Hätte die Polizei besonnener reagieren müssen? Die psychischen Probleme des Mannes waren bekannt

Am Samstagmorgen hatte Aman A. noch ein Schützenfest in Bützfleth bei Stade besucht und dem Ortsbürgermeister die Hand gereicht. So berichtet es das ­Stader Tageblatt. Am Abend starb der geflüchtete 19-Jährige: Ein Polizist hatte ihn bei einem Einsatz erschossen, nachdem A. die Beamten in seiner Wohnung angegriffen hatte.

Laut Staatsanwaltschaft hatte ein Bewohner einer Flüchtlingsunterkunft die Polizei gerufen, weil er sich von seinem Mitbewohner, dem jungen Afghanen, bedroht fühlte. Als die Polizisten mit zwei Streifenwagen ankamen, habe es zwar keinen handgreiflichen Streit gegeben, doch da Aman A. durch ein geöffnetes Fenster nicht auf Ansprache reagiert habe, betraten sie die Wohnung. Der 19-Jährige soll sie dort mit einer Eisenstange angegriffen haben. Als A. auf Pfefferspray nicht reagierte, zückte laut Staatsanwaltschaft ein Polizist seine Waffe und schoss. Der Geflüchtete starb kurze Zeit später.

Ermittelt wird nun gegen den Polizisten wegen Totschlags – auch bei tödlichen Polizeischüssen ist das Standardprozedur. Geprüft wird aber auch, ob der Polizist in Notwehr gehandelt hat. Die Polizei Cuxhaven hat den Fall übernommen, damit nicht direkte Kollegen gegen den Todesschützen ermitteln.
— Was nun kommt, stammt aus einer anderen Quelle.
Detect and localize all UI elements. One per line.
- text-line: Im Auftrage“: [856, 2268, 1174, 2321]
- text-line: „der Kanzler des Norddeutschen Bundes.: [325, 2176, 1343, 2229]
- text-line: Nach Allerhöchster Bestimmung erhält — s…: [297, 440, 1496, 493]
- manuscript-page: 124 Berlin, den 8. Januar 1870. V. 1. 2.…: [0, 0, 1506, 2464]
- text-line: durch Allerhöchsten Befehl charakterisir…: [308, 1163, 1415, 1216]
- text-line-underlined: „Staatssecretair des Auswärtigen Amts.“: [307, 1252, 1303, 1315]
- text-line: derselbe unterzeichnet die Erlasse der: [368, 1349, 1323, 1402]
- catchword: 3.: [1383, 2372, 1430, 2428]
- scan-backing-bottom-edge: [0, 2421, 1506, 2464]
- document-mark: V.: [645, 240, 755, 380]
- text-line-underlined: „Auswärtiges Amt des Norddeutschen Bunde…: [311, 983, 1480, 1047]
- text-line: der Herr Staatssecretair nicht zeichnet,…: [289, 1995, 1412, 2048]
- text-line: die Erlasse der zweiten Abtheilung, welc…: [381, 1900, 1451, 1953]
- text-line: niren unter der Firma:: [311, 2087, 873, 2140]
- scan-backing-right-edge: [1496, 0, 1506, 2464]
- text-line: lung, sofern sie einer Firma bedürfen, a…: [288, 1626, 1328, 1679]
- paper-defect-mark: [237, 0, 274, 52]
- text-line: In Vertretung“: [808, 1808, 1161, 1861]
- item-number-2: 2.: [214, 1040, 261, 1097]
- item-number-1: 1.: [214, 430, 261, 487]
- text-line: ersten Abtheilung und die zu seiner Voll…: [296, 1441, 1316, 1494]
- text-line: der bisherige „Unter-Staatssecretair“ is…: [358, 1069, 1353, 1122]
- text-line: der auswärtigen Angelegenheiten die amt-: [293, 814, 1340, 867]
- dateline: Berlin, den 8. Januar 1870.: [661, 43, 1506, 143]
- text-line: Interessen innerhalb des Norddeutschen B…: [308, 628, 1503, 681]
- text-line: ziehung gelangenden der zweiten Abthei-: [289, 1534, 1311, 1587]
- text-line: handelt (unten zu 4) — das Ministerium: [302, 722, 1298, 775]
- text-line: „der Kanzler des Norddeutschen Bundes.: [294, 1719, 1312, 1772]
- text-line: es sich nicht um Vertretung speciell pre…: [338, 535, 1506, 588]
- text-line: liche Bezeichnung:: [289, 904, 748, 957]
Das Opfer war bereits vor dem Einsatztag auffällig geworden, so soll er ein Messer offen durch die Stadt getragen haben. Nach Informationen der Lokalzeitung soll er bereits in psychiatrischer Behandlung gewesen sein und seine Ausbildung zum Tischler wegen psychischer Probleme abgebrochen haben.

Da der Polizei diese Vorgeschichte von Aman A. bekannt war, rückten die Beamten direkt mit zwei Streifenwagen bei der Unterkunft an. Hätten sie somit auf einen psychisch labilen Charakter vorbereitet sein und besonnener reagieren müssen?

Der Bochumer Kriminologe Thomas Feltes sagte gegenüber der taz, ein Angriff mit einer Hantelstange sei „ganz klar kein Grund, zur Waffe zu greifen“. Schließlich könne man ausweichen. Statt die Lage gleich lösen zu wollen, hätten sich die Beamten Hilfe von einem Psychologen oder einem Spezialeinsatzkommando holen sollen.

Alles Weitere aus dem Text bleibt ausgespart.